A stripped-down Taj Mahal is an oxymoron. The gravel-throated songster has made a career of sticking to the basics, embellishing his rootsy proclamations with minimal accoutremonts: a bit of brass backing here and there, some funky piano scattered throughout, and plenty of plucking from a plethora of strung-up devices, both acoustic and electric.
But Music Maker Foundation founder Tim Duffy has managed to capture Mahal at his most skeletal on this vinyl-only release, culled mostly from Duffy’s archives of off-the-cuff performances recorded in 1998 on a 42-city Music Makers tour with Mahal headlining. Some of the cuts were recorded after the shows, late at night in hotel room jams, and some were taped at Duffy’s Pinnacle, North Carolina, Music Makers studio/residence when Mahal came and slept on a pallet on the floor, hanging out with Duffy’s stable of roots residents. Its just Mahal and his acoustic guitar on most of the stuff here, pickin’ and growlin’ his way through a treasure trove of gnarly roots material.
“Stag-O–Lee” has long been a concert staple for Mahal. He usually presents it in a syncopated, Caribbean style, reworking the song Mississippi John Hurt recorded in 1928 and which Lloyd Price remade as the R&B classic “Stagger Lee” in’59. Dr. John, the Clash, and the Black Keys have all taken a whack at it over the years as well. But Mahal’s version here, renamed “Stagger Lee,” takes away all the trimmings. It’s just him and a guitar, and that’s enough — his vocal alone will pin you to the wall while his guitar creates an orchestra leaking through his fingers.

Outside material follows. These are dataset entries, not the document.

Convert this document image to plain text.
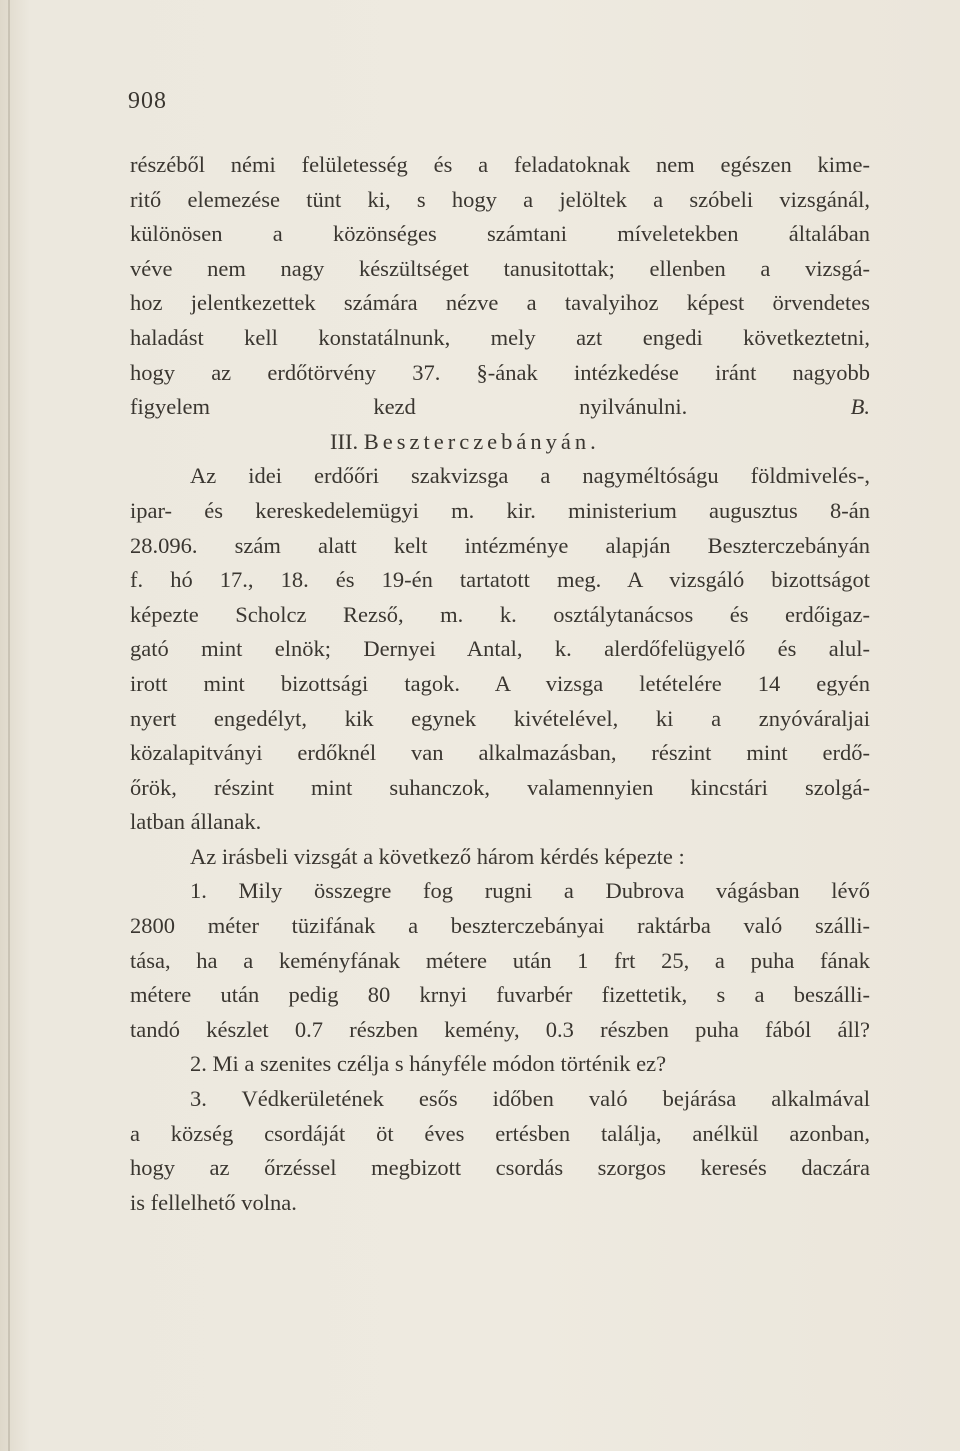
908
részéből némi felületesség és a feladatoknak nem egészen kime-
ritő elemezése tünt ki, s hogy a jelöltek a szóbeli vizsgánál,
különösen a közönséges számtani míveletekben általában
véve nem nagy készültséget tanusitottak; ellenben a vizsgá-
hoz jelentkezettek számára nézve a tavalyihoz képest örvendetes
haladást kell konstatálnunk, mely azt engedi következtetni,
hogy az erdőtörvény 37. §-ának intézkedése iránt nagyobb
figyelem kezd nyilvánulni.	B.
III. Beszterczebányán.
Az idei erdőőri szakvizsga a nagyméltóságu földmivelés-,
ipar- és kereskedelemügyi m. kir. ministerium augusztus 8-án
28.096. szám alatt kelt intézménye alapján Beszterczebányán
f. hó 17., 18. és 19-én tartatott meg. A vizsgáló bizottságot
képezte Scholcz Rezső, m. k. osztálytanácsos és erdőigaz-
gató mint elnök; Dernyei Antal, k. alerdőfelügyelő és alul-
irott mint bizottsági tagok. A vizsga letételére 14 egyén
nyert engedélyt, kik egynek kivételével, ki a znyóváraljai
közalapitványi erdőknél van alkalmazásban, részint mint erdő-
őrök, részint mint suhanczok, valamennyien kincstári szolgá-
latban állanak.
Az irásbeli vizsgát a következő három kérdés képezte :
1. Mily összegre fog rugni a Dubrova vágásban lévő
2800 méter tüzifának a beszterczebányai raktárba való szálli-
tása, ha a keményfának métere után 1 frt 25, a puha fának
métere után pedig 80 krnyi fuvarbér fizettetik, s a beszálli-
tandó készlet 0.7 részben kemény, 0.3 részben puha fából áll?
2. Mi a szenites czélja s hányféle módon történik ez?
3. Védkerületének esős időben való bejárása alkalmával
a község csordáját öt éves ertésben találja, anélkül azonban,
hogy az őrzéssel megbizott csordás szorgos keresés daczára
is fellelhető volna.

Mahal always stirs in some Caribbean flavoring into “Creole Belle” in concert, but usually says in his introduction to the song that he also wants to pay homage to Mississippi John Hurt’s syncopated fingerpicking style. The unadorned version here would be just as at-home on a back porch in the Delta as in a hammock gently rocking from tropical tradewinds.
He teams up with Music Maker and National Folk Heritage Award winner Alga Mae Hinton for “I Ain’t the One You Love.” The two put out a relatively low-key performance, compared to most of Hinton’s work. She’s known for her lively buck dancing on her own compositions like “Cook Cornbread for Your Husband and Biscuits for Your Outside Man.”
“Fishin’ Blues” is another Mahal fixture, adapted from Henry Thomas’ version by Mahal on ’69’s Giant Step/De Old Folks At Home, ’88’s Shake Sugaree, and ’90’s Big Blues: Live At Ronnie Scott’s. But due to his total commitment to it every time, it never gets old. Mahal delivers a new reading of it once again here that has him talking to himself about the simple, laid-back joy of dangling a line in the water.
Piedmont blues legend John Dee Holeman shines on a couple of duets with Mahal on this record. “Mistreated Blues” has Mahal banging out a rattly, raucous piano accompaniment as Holeman roars out his despair more forcefully than anything he’s done since his more laid-back Piedmont blues performances. Holeman delivers a thigh-smacking, syncopated recitation of “Hambone” that makes even untutored amateurs want to get up and strut their stuff with some buck dancing.
Music Maker Foundation releases are always special, but this one should be on your Christmas list and receive your attention to all year long. It’s a gift that keeps on giving.